LEED Design

What is LEED?
LEED stands for Leadership in Energy and Environmental Design. It provides a framework in creating a healthy, highly efficient and cost-saving sustainable building. LEED is globally recognized as a symbol of sustainability achievement.

At Fold and Form we’re passionate about sustainable building, and have the expertise to help you create a home or work environment that’s LEED certified. In order to obtain LEED certification smoothly, it’s important that the architect, builder and green building consultant work collaboratively throughout the process. Jerry Reeves, LEED AP, at Fold + Form oversees all LEED projects from start to finish to ensure the process goes efficiently and as cost-effectively as possible.


The Benefits of LEED
With a LEED certified home or building, you can reduce energy and water costs, improve air quality, increase your property value, as well as qualify for significant tax rebates. Cincinnati homeowners may be entitled to a 10 to 15-year tax abatement by the City of Cincinnati. This tax abatement is available for any new or newly remodeled LEED-certified homes within the city limits. As people become more aware of the many benefits of building a green home, certified LEED homes are now selling faster and for more money than comparable non-green homes.
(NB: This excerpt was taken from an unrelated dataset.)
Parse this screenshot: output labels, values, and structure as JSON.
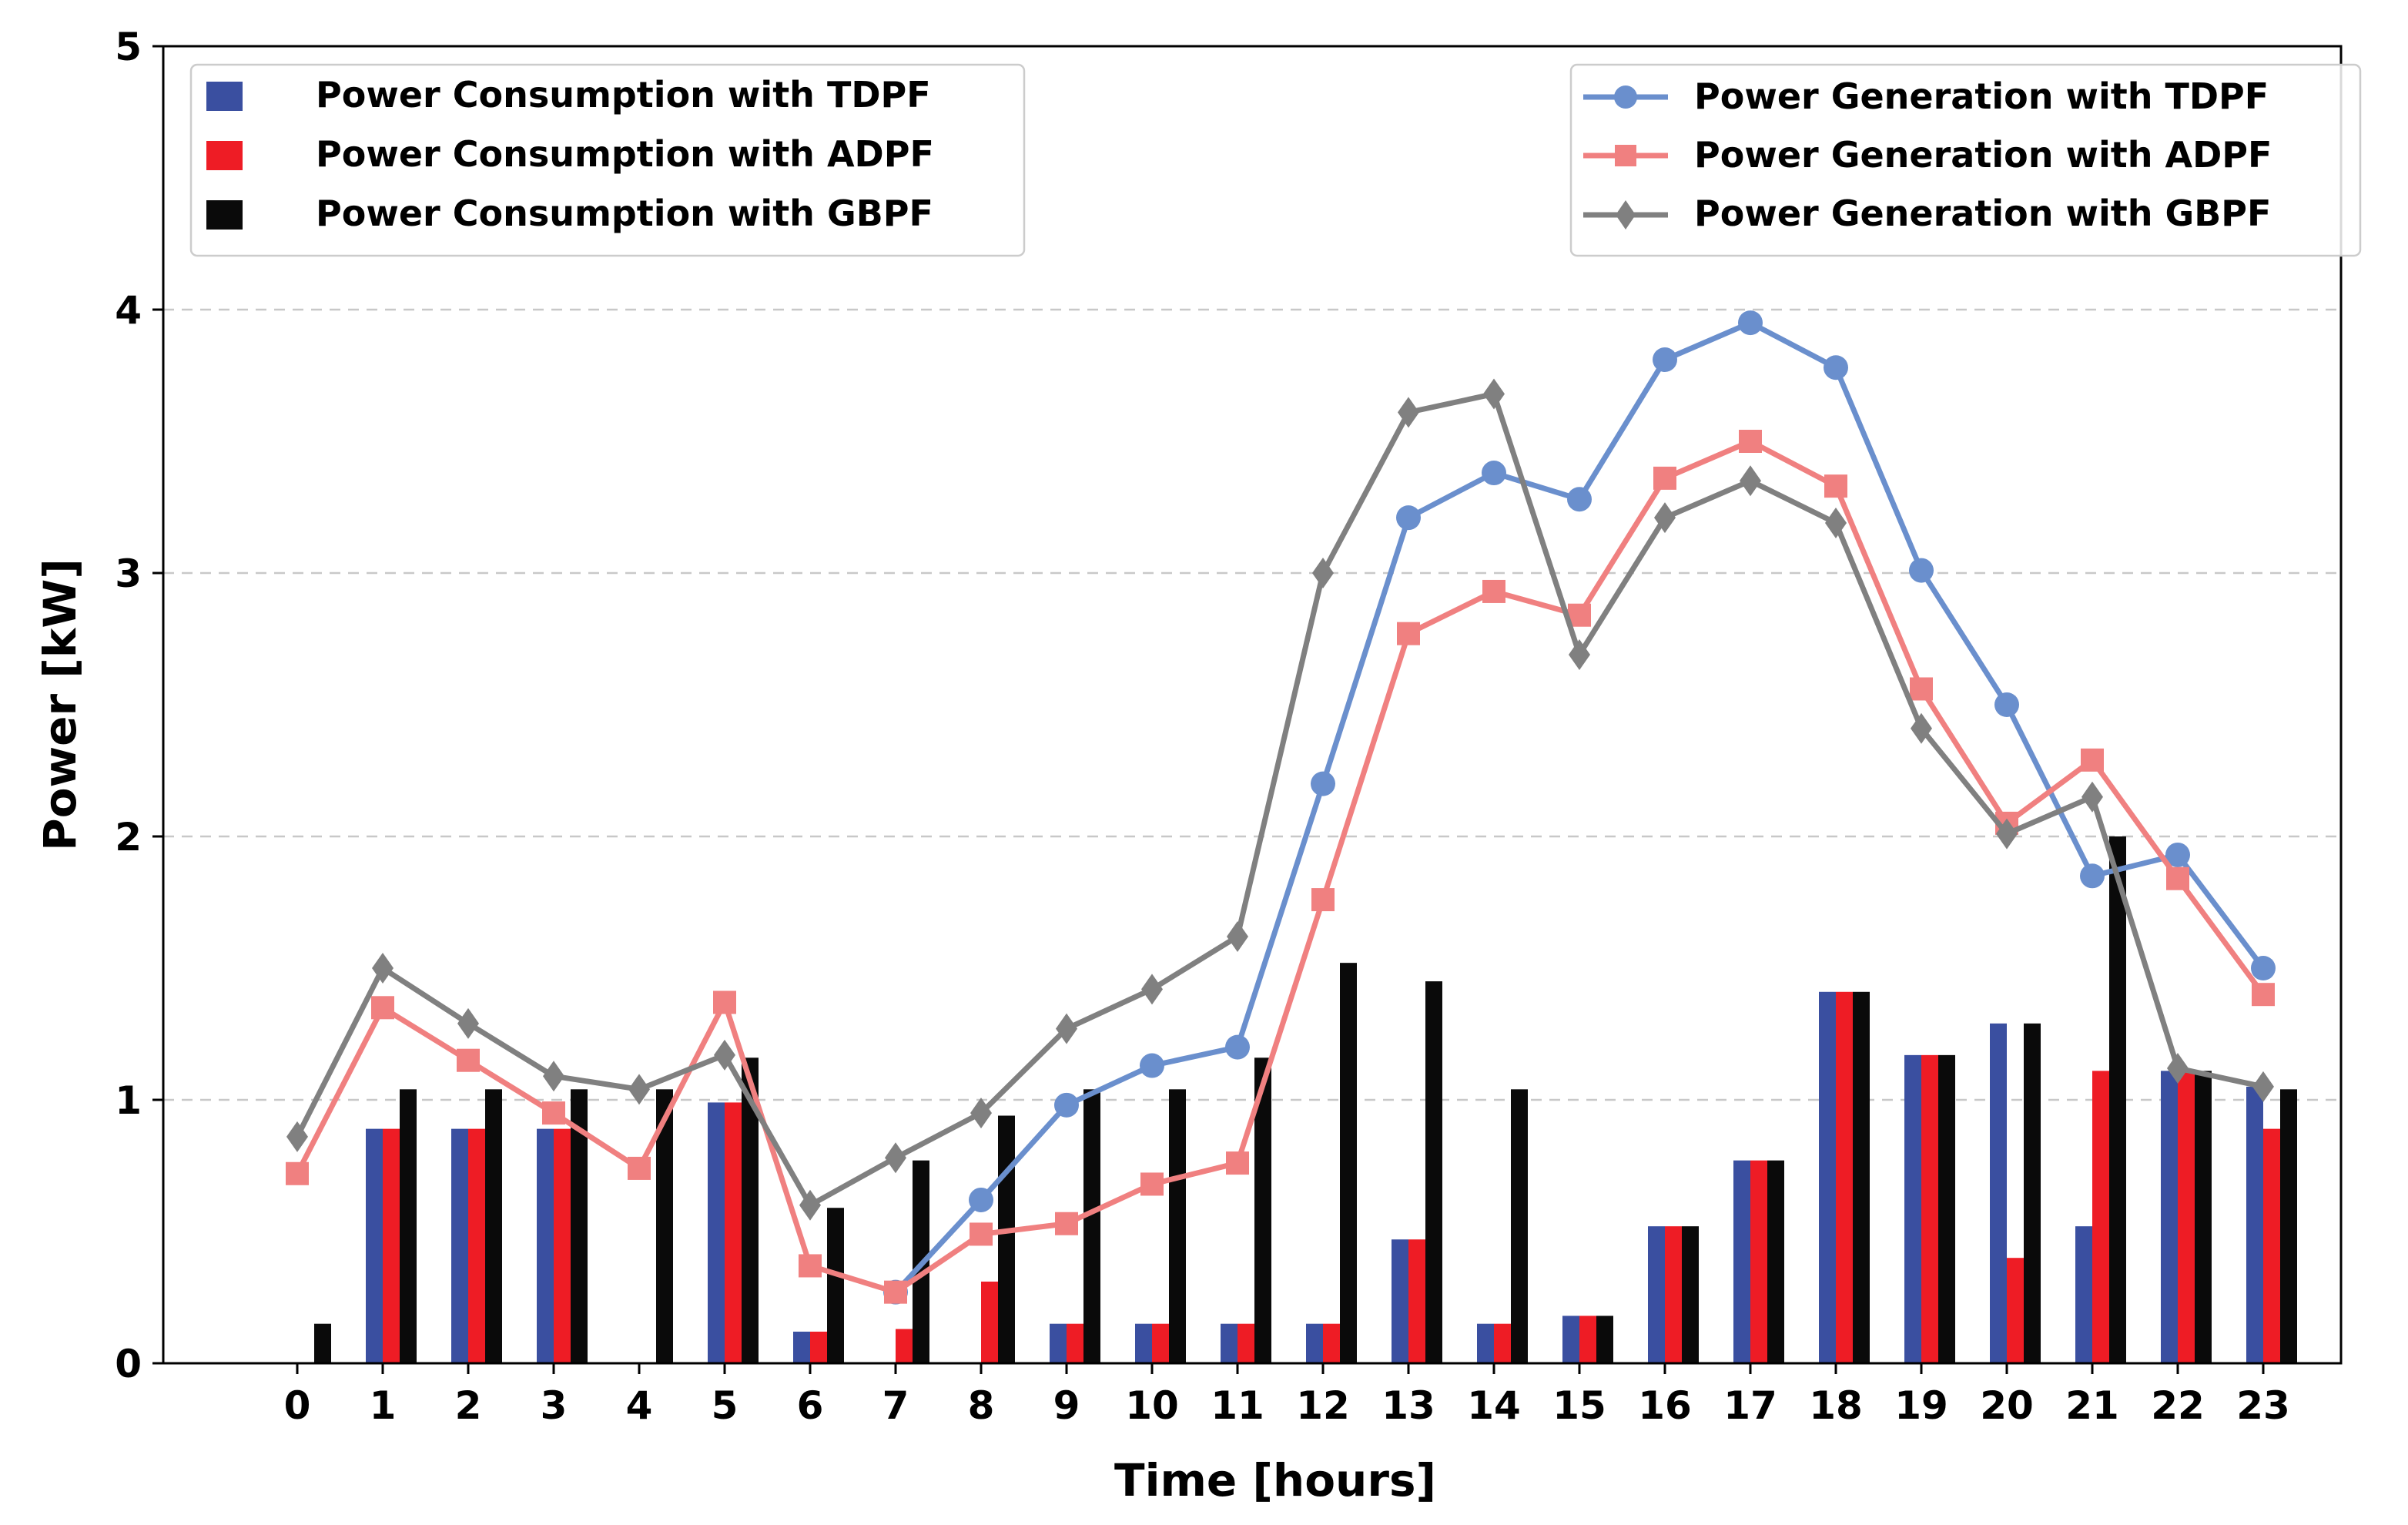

Our LEED Projects (Clockwise from Left): Mulberry Street I (Pending Gold), Mulberry Street II (Pending Platinum), Corwine Street (Pending Platinum).
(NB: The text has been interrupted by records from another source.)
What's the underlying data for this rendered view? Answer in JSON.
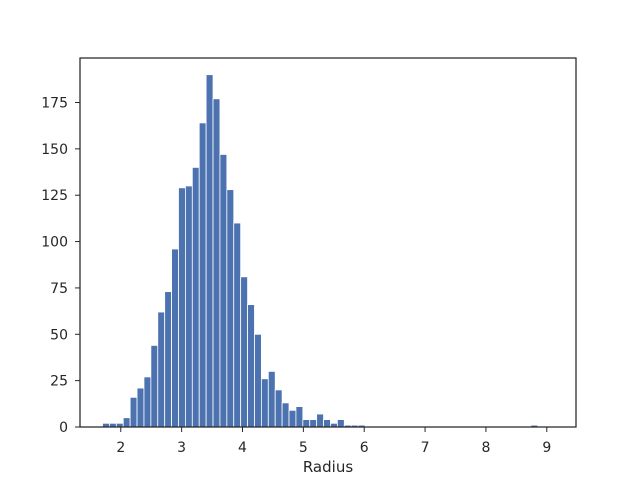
{
  "chart_data": {
    "type": "bar",
    "title": "",
    "xlabel": "Radius",
    "ylabel": "",
    "xlim": [
      1.33,
      9.48
    ],
    "ylim": [
      0,
      199
    ],
    "x_ticks": [
      2,
      3,
      4,
      5,
      6,
      7,
      8,
      9
    ],
    "y_ticks": [
      0,
      25,
      50,
      75,
      100,
      125,
      150,
      175
    ],
    "grid": false,
    "bar_color": "#4c72b0",
    "bin_start": 1.7,
    "bin_width": 0.1135,
    "counts": [
      2,
      2,
      2,
      5,
      16,
      21,
      27,
      44,
      62,
      73,
      96,
      129,
      130,
      140,
      164,
      190,
      177,
      147,
      128,
      110,
      81,
      66,
      50,
      26,
      30,
      20,
      13,
      9,
      11,
      4,
      4,
      7,
      4,
      2,
      4,
      1,
      1,
      1,
      0,
      0,
      0,
      0,
      0,
      0,
      0,
      0,
      0,
      0,
      0,
      0,
      0,
      0,
      0,
      0,
      0,
      0,
      0,
      0,
      0,
      0,
      0,
      0,
      1
    ]
  }
}
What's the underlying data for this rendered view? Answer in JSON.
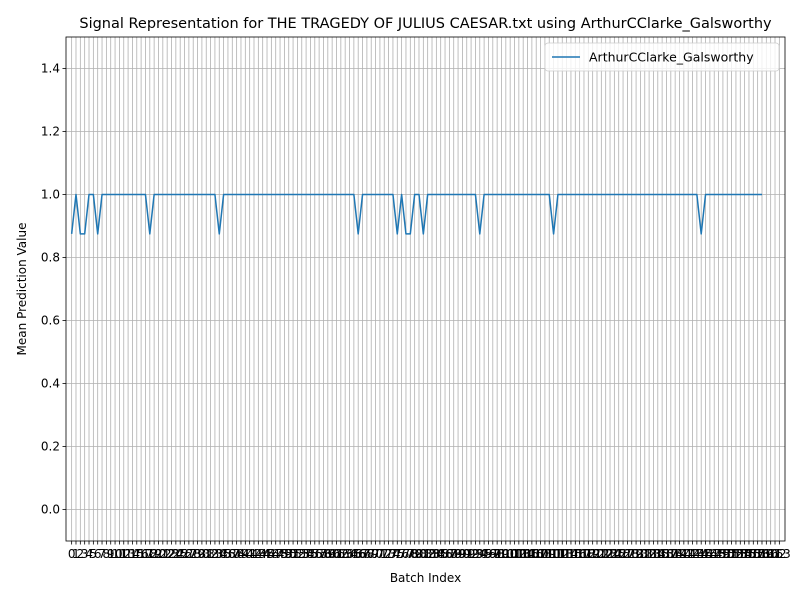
{
  "chart_data": {
    "type": "line",
    "title": "Signal Representation for THE TRAGEDY OF JULIUS CAESAR.txt using ArthurCClarke_Galsworthy",
    "xlabel": "Batch Index",
    "ylabel": "Mean Prediction Value",
    "xlim": [
      -1.3,
      164.3
    ],
    "ylim": [
      -0.1,
      1.5
    ],
    "yticks": [
      0.0,
      0.2,
      0.4,
      0.6,
      0.8,
      1.0,
      1.2,
      1.4
    ],
    "ytick_labels": [
      "0.0",
      "0.2",
      "0.4",
      "0.6",
      "0.8",
      "1.0",
      "1.2",
      "1.4"
    ],
    "x_tick_step": 1,
    "x_tick_label_range": [
      0,
      163
    ],
    "grid": true,
    "legend": {
      "placement": "upper-right",
      "entries": [
        "ArthurCClarke_Galsworthy"
      ]
    },
    "series": [
      {
        "name": "ArthurCClarke_Galsworthy",
        "color": "#1f77b4",
        "x_start": 0,
        "values": [
          0.875,
          1,
          0.875,
          0.875,
          1,
          1,
          0.875,
          1,
          1,
          1,
          1,
          1,
          1,
          1,
          1,
          1,
          1,
          1,
          0.875,
          1,
          1,
          1,
          1,
          1,
          1,
          1,
          1,
          1,
          1,
          1,
          1,
          1,
          1,
          1,
          0.875,
          1,
          1,
          1,
          1,
          1,
          1,
          1,
          1,
          1,
          1,
          1,
          1,
          1,
          1,
          1,
          1,
          1,
          1,
          1,
          1,
          1,
          1,
          1,
          1,
          1,
          1,
          1,
          1,
          1,
          1,
          1,
          0.875,
          1,
          1,
          1,
          1,
          1,
          1,
          1,
          1,
          0.875,
          1,
          0.875,
          0.875,
          1,
          1,
          0.875,
          1,
          1,
          1,
          1,
          1,
          1,
          1,
          1,
          1,
          1,
          1,
          1,
          0.875,
          1,
          1,
          1,
          1,
          1,
          1,
          1,
          1,
          1,
          1,
          1,
          1,
          1,
          1,
          1,
          1,
          0.875,
          1,
          1,
          1,
          1,
          1,
          1,
          1,
          1,
          1,
          1,
          1,
          1,
          1,
          1,
          1,
          1,
          1,
          1,
          1,
          1,
          1,
          1,
          1,
          1,
          1,
          1,
          1,
          1,
          1,
          1,
          1,
          1,
          1,
          0.875,
          1,
          1,
          1,
          1,
          1,
          1,
          1,
          1,
          1,
          1,
          1,
          1,
          1,
          1
        ]
      }
    ]
  }
}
Our LEED Projects (Clockwise from Left): Mulberry Street I (Pending Gold), Mulberry Street II (Pending Platinum),
Corwine Street (Pending Platinum).

LEED Requirements
There are four different levels of LEED certifications (Certified, Silver, Gold and Platinum), which are determined based on the number of points achieved. Key areas measured by LEED include:

  • Location and Linkages: The home or business benefits by being built close to community services allowing easy access to public transportation, walking or biking trails, and proximity to public park land.

  • Sustainable Sites: Landscaping and plants used on the project must be native to the area and drought tolerant. This results in a lower maintenance landscape and conserves water. Higher density development maximizes the use of valuable land.

  • Water Efficiency: This includes both indoor and outdoor water efficiency. Indoors the use of water-efficient fixtures such as toilets, faucets and shower heads must be installed. For outdoors, water savings can be obtained with high-efficiency irrigation in the landscape to water the plants. Rainwater can also be harvested to irrigate landscape plantings.

  • Energy and Atmosphere: This category is typically responsible for a large portion of the total points in a LEED project, ranging from use of energy-efficient furnace and air conditioning, to solar panels, to air tight and well insulated construction.

  • Materials and Resources: Points are earned for sustainable materials used on the project, including the use of recycled or reclaimed materials, locally produced materials, and low emission materials. Sustainable materials also result in a more healthy indoor environment for occupants as well.

  • Indoor Environmental Quality: This includes proper engineering of the HVAC system for efficiency and air quality. Also exhaust systems are carefully designed to remove excess humidity and provide excellent ventilation. These measures contribute to overall health and comfort of occupants in building.

  • Awareness and Education: Additional points can be earned  by promoting the benefits of sustainable building practices.